Figure ES2. Projected Dollar Losses in Potential Gross Domestic Product in the 1990+9%, and 1990+-9% Early Start Cases, 1998-2020  [source]

The largest portion of the adjustment loss occurs in roughly the first 5 years of the imposition of the carbon price whether the start date is 2000 or 2005 (Figure ES3). In general, the loss in actual GDP in the early start cases between 2000 and 2005 is between one-half and nearly three-quarters of the loss in the cases with the 2005 start date between 2005 and 2010. In the early start cases, actual GDP begins to rebound back toward its level in the reference case sooner, and the recovery is smoother than in the cases with a 2005 start. By 2010, the GDP impacts in the 1990+24% early start case are about half those in the 1990+24% case with the 2005 start date. In the 1990+9% and 1990-7% cases, the impacts on GDP with the early start date are about one-third of the impacts with the 2005 start date. Ultimately, in all cases, the economy transitions into a long-run path, and the losses in actual and potential GDP become very close by 2020.

Figure ES3. Projected Dollar Losses in Actual Gross Domestic Product in the 1990+24%, 1990+-9%, and 1990-7% Early Start and 2005 Start Cases, 1998-2020  [source]
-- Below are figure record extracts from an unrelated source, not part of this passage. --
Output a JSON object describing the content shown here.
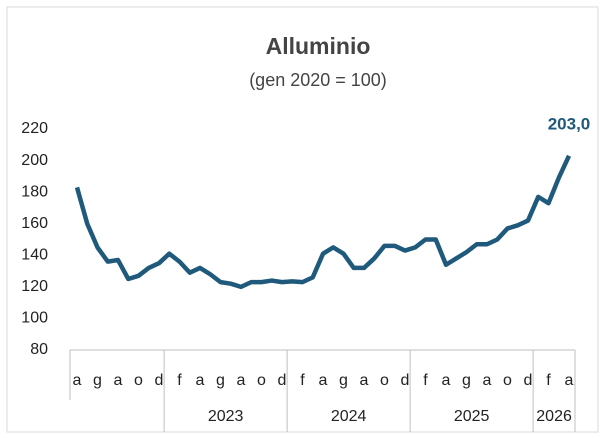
{
  "chart_data": {
    "type": "line",
    "title": "Alluminio",
    "subtitle": "(gen 2020 = 100)",
    "categories": [
      "a",
      null,
      "g",
      null,
      "a",
      null,
      "o",
      null,
      "d",
      null,
      "f",
      null,
      "a",
      null,
      "g",
      null,
      "a",
      null,
      "o",
      null,
      "d",
      null,
      "f",
      null,
      "a",
      null,
      "g",
      null,
      "a",
      null,
      "o",
      null,
      "d",
      null,
      "f",
      null,
      "a",
      null,
      "g",
      null,
      "a",
      null,
      "o",
      null,
      "d",
      null,
      "f",
      null,
      "a"
    ],
    "x_groups": [
      "2023",
      "2024",
      "2025",
      "2026"
    ],
    "series": [
      {
        "name": "Alluminio",
        "color": "#1f5a7c",
        "values": [
          183,
          160,
          145,
          136,
          137,
          125,
          127,
          132,
          135,
          141,
          136,
          129,
          132,
          128,
          123,
          122,
          120,
          123,
          123,
          124,
          123,
          123.5,
          123,
          126,
          141,
          145,
          141,
          132,
          132,
          138,
          146,
          146,
          143,
          145,
          150,
          150,
          134,
          138,
          142,
          147,
          147,
          150,
          157,
          159,
          162,
          177,
          173,
          189,
          203
        ],
        "value_labels": [
          null,
          null,
          null,
          null,
          null,
          null,
          null,
          null,
          null,
          null,
          null,
          null,
          null,
          null,
          null,
          null,
          null,
          null,
          null,
          null,
          null,
          null,
          null,
          null,
          null,
          null,
          null,
          null,
          null,
          null,
          null,
          null,
          null,
          null,
          null,
          null,
          null,
          null,
          null,
          null,
          null,
          null,
          null,
          null,
          null,
          null,
          null,
          null,
          "203,0"
        ]
      }
    ],
    "ylim": [
      80,
      220
    ],
    "yticks": [
      80,
      100,
      120,
      140,
      160,
      180,
      200,
      220
    ],
    "grid": false
  }
}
For each of the three carbon reduction targets, the early start and 2005 start cases project approximately the same undiscounted values for the cumulative impact on GDP from 2000 through 2020 (Table ES2). Although the cumulative impacts on GDP are similar, the early start cases involve a tradeoff. The peak impacts are less severe  in the early start cases, but they occur earlier. A net present value calculation takes into consideration the time value of money. Using a discount rate of 7 percent beginning in 2000, the cumulative discounted impacts are larger in the early start cases.